Censure au Pérou : quand défendre les droits humains devient un crime
Récits

« C’est une injonction au silence. »
C’est ainsi que Pilar García, Représentante nationale de Cuso International au Pérou, décrit la nouvelle loi ciblant les organisations à but non lucratif qui voudraient soutenir des projets promouvant les droits humains, l’égalité des genres ou les droits des personnes LGBTQ+ au pays. Entrée en vigueur en avril dernier, la nouvelle loi péruvienne élargit les pouvoirs de l’Agence péruvienne de coopération internationale (APCI), lui permettant de restreindre les activités des organismes à but non lucratif jugés trop critiques envers le gouvernement conservateur impopulaire, incluant le président et le congrès.
Avant cette loi, Cuso n’avait aucune difficulté à rendre compte de ses finances et de ses projets à l’APCI, explique Pilar.
Mais dorénavant, les projets de Cuso dans le pays sont limités par cette loi, qui rend illégales les activités considérées comme contraires à « l’ordre public ».

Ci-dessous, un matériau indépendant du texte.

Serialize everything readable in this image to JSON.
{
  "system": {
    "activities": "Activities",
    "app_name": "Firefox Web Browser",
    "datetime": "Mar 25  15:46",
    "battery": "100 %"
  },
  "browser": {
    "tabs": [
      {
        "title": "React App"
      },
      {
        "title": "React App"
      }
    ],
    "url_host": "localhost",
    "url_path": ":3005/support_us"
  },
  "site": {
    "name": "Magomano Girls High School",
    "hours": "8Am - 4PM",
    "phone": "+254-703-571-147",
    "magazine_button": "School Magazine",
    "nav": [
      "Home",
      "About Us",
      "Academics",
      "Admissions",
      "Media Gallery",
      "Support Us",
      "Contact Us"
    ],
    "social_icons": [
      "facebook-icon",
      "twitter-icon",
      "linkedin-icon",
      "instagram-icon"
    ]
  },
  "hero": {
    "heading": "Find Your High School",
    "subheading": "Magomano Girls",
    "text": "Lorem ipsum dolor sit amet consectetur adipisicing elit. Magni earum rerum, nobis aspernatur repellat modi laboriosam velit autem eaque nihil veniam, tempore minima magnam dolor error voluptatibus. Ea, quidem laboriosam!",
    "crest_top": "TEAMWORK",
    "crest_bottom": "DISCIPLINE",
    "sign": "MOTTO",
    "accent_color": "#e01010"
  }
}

« C’est très flou, » dit Pilar. « Qu’est-ce que l’ordre public exactement? Et que signifie s’y opposer? Cela peut vouloir dire bien des choses… on ne sait pas vraiment comment avancer. »
Ce qui l’inquiète particulièrement, c’est l’impact direct de cette loi sur les peuples autochtones, les femmes, les personnes réfugiées et les membres des communautés LGBTQ+.
« Ce sont les populations les plus marginalisées et vulnérables du pays, » souligne Pilar. Elle ajoute que la loi rend passible de lourdes sanctions le soutien, par des ONG comme Cuso, aux plaintes pour atteinte aux droits humains déposées par ces groupes contre le gouvernement.
Selon elle, les partisans de cette loi « cherchent peut-être à se protéger », notamment contre les plaintes de femmes ayant été stérilisées sans leur consentement ou de familles de personnes blessées ou tuées à cause de politiques passées. L’accès à la justice ou à des compensations pourrait désormais leur être refusé.
« Cela pourrait signifier que ces femmes et ces familles ne reçoivent jamais la reconnaissance ni les réparations qu’elles méritent, » dit-elle. Et si Cuso ou d’autres organisations internationales osent plaider en leur faveur, elles risquent une amende pouvant aller jusqu’à 1 million de dollars canadiens – ou même la fermeture.
Par ailleurs, la loi pourrait aussi empêcher Cuso d’appuyer financièrement certains groupes de femmes autochtones, puisque toutes les ONG doivent dorénavant être enregistrées auprès du gouvernement : une exigence que ces groupes refusent, s’identifiant comme les peuples originels de ce territoire.
« Sans l’appui de Cuso et d’autres ONG, ces groupes ne pourront pas continuer leur travail, » prévient Pilar.
À ses yeux, les Canadiennes et Canadiens ont un rôle important à jouer. « Ils peuvent écrire à leur député ou députée pour exprimer leurs préoccupations. »
« Le Canada peut montrer au monde ce qui se passe ici. Les citoyennes et citoyens peuvent porter notre voix, maintenant qu’on tente de la faire taire. »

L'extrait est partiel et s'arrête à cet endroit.